The Graphic Arts Building is a historic commercial building on the edge of downtown Dayton, Ohio, United States. Built in the 1920s, it long housed the publishing house of a Protestant denomination, and it has been named a historic site.

==Christian Publishing Association==
The Ohio Christian Book Association, established in 1843, was a publishing house associated with the denomination that later became known as the Christian Connexion, which in turn is one of the ancestors of the current United Church of Christ. A part of the Restoration Movement, the Connexion sponsored the publishing of the Herald of Gospel Liberty, which has been claimed as the world's oldest religious newspaper.

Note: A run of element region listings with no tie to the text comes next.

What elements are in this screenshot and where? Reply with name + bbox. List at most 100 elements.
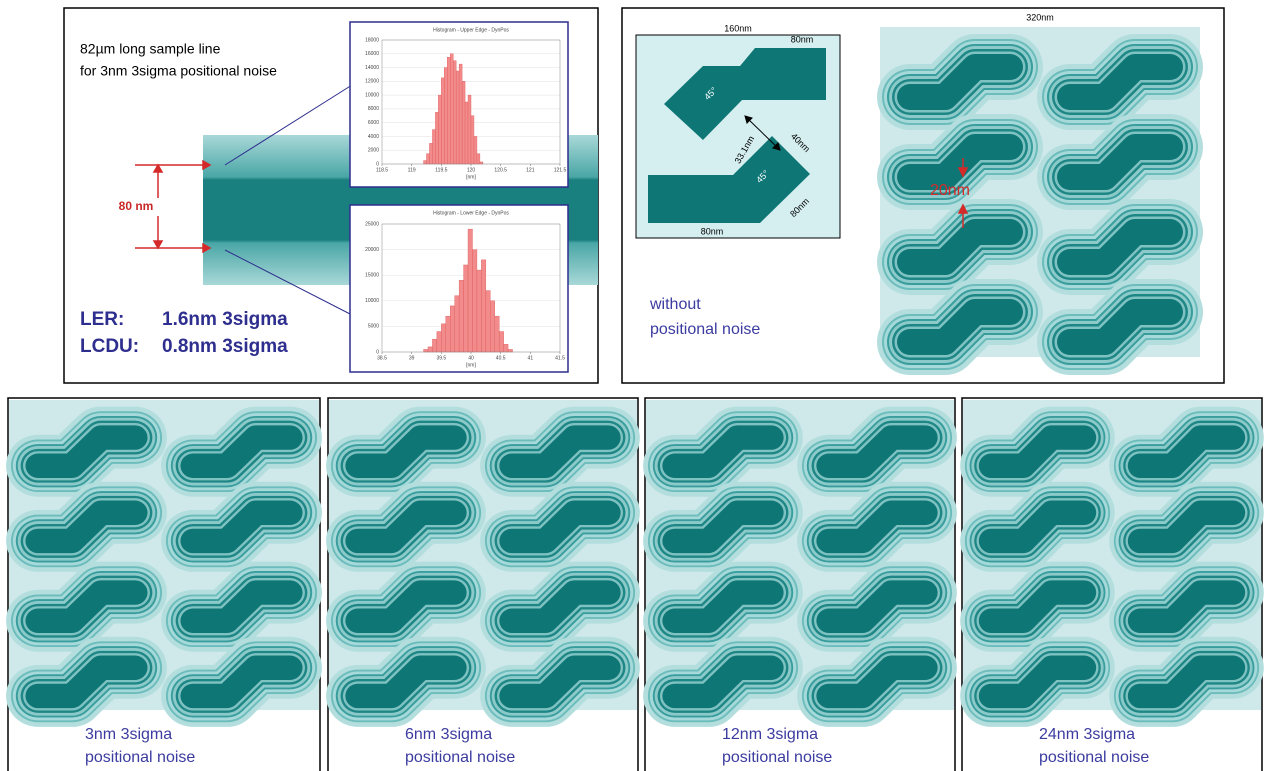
bar <box>490 301 494 352</box>
x-tick-label: 41.5 <box>555 355 565 361</box>
caption: positional noise <box>722 749 832 766</box>
y-tick-label: 12000 <box>365 79 379 85</box>
note: 82µm long sample line <box>80 41 221 57</box>
x-tick-label: 121.5 <box>554 167 567 173</box>
lcdu-value: 0.8nm 3sigma <box>162 336 288 357</box>
bar <box>427 154 430 164</box>
y-tick-label: 10000 <box>365 92 379 98</box>
pattern-image <box>880 27 1200 357</box>
bar <box>424 349 428 352</box>
ler-label: LER: <box>80 309 124 330</box>
caption: positional noise <box>650 321 760 338</box>
x-axis-label: [nm] <box>466 174 476 180</box>
bar <box>441 78 444 164</box>
bar <box>504 344 508 352</box>
bar <box>459 64 462 164</box>
histogram-title: Histogram - Lower Edge - DynPos <box>433 210 509 216</box>
bar <box>480 162 483 164</box>
figure: 82µm long sample line for 3nm 3sigma pos… <box>0 0 1265 771</box>
caption: positional noise <box>1039 749 1149 766</box>
bar <box>447 57 450 164</box>
bar <box>459 280 463 352</box>
caption: without <box>649 296 701 313</box>
bar <box>465 102 468 164</box>
bar <box>429 143 432 164</box>
x-tick-label: 38.5 <box>377 355 387 361</box>
bar <box>495 316 499 352</box>
y-tick-label: 18000 <box>365 37 379 43</box>
lcdu-label: LCDU: <box>80 336 139 357</box>
bar <box>441 324 445 352</box>
x-axis-label: [nm] <box>466 362 476 368</box>
pattern-image <box>329 400 637 710</box>
x-tick-label: 40 <box>468 355 474 361</box>
bar <box>499 332 503 352</box>
caption: 12nm 3sigma <box>722 726 818 743</box>
y-tick-label: 5000 <box>368 324 379 330</box>
bar <box>450 54 453 164</box>
y-tick-label: 10000 <box>365 298 379 304</box>
x-tick-label: 39 <box>409 355 415 361</box>
y-tick-label: 2000 <box>368 148 379 154</box>
design-label: 160nm <box>724 23 752 33</box>
bar <box>428 347 432 352</box>
bar <box>477 154 480 164</box>
x-tick-label: 119 <box>408 167 416 173</box>
bar <box>464 265 468 352</box>
y-tick-label: 25000 <box>365 221 379 227</box>
caption: positional noise <box>85 749 195 766</box>
scale-label: 320nm <box>1026 12 1054 22</box>
pattern-image <box>646 400 954 710</box>
bar <box>481 260 485 352</box>
bar <box>455 296 459 352</box>
bar <box>446 316 450 352</box>
caption: positional noise <box>405 749 515 766</box>
bar <box>462 81 465 164</box>
bar <box>468 95 471 164</box>
bar <box>438 95 441 164</box>
design-label: 80nm <box>791 34 814 44</box>
spacing-label: 20nm <box>930 182 970 199</box>
noise-panel: 3nm 3sigma positional noise <box>8 398 320 771</box>
caption: 6nm 3sigma <box>405 726 492 743</box>
noise-panel: 24nm 3sigma positional noise <box>962 398 1262 771</box>
bar <box>435 112 438 164</box>
bar <box>472 250 476 352</box>
design-label: 80nm <box>701 226 724 236</box>
x-tick-label: 39.5 <box>436 355 446 361</box>
bar <box>432 339 436 352</box>
pattern-image <box>9 400 319 710</box>
x-tick-label: 121 <box>526 167 535 173</box>
x-tick-label: 120.5 <box>494 167 507 173</box>
y-tick-label: 8000 <box>368 106 379 112</box>
x-tick-label: 119.5 <box>435 167 447 173</box>
bar <box>437 332 441 352</box>
bar <box>471 116 474 164</box>
noise-panel: 6nm 3sigma positional noise <box>328 398 638 771</box>
x-tick-label: 40.5 <box>496 355 506 361</box>
ler-value: 1.6nm 3sigma <box>162 309 288 330</box>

Beginning in 1868, this periodical was published by the Connexion's publishing house, which by this time operated under the later name of "Christian Publishing Association". In the same year, the association bought a building in downtown Dayton, but ultimately found it unsatisfactory, and after more than ten years of operation from rented quarters, the association purchased another piece of land for $28,000. Construction began soon after the real estate was sold, and by the time that it was completed in June 1905, more than $100,000 had been spent on the building and its equipment. Twenty years later, the association arranged for the construction of the present property on Ludlow Street, which they only occupied for eleven years before moving in 1936.

==Architecture==
Designed by the Dayton architectural firm of Schenck & Williams, the Graphic Arts Building is a composite structure: while the foundation is concrete and the roof asphalt, the walls mix brick, concrete, and glass, while peripheral elements are made of marble, limestone, and other kinds of stone. The extensive use of concrete was the result of structural demands: it was used in order to support the weight of the company's printing machinery and materials storage, as well as to render the five-story building fireproof. Although the sides are largely windowless, the front features five large multi-pane windows on each floor above ground level; they were placed in order to permit the entrance of substantial quantities of sunlight.

==Preservation==
In August 2009, the Ohio State Historic Preservation Office nominated the Graphic Arts Building for addition to the National Register of Historic Places. At the time, the owner had announced his opposition to having the building named a historic site, but his objection was dropped within months, as the building was added to the Register in November 2009. It qualified for inclusion both because of its historically significant architecture and because of the place it had played in local history. A related distinction is shared by the Christian Publishing Association's previous building at Fifth and Ludlow; since renamed the Hamiel Building, it is an integral part of the Dayton Terra-Cotta Historic District, a historic district with National Register designation.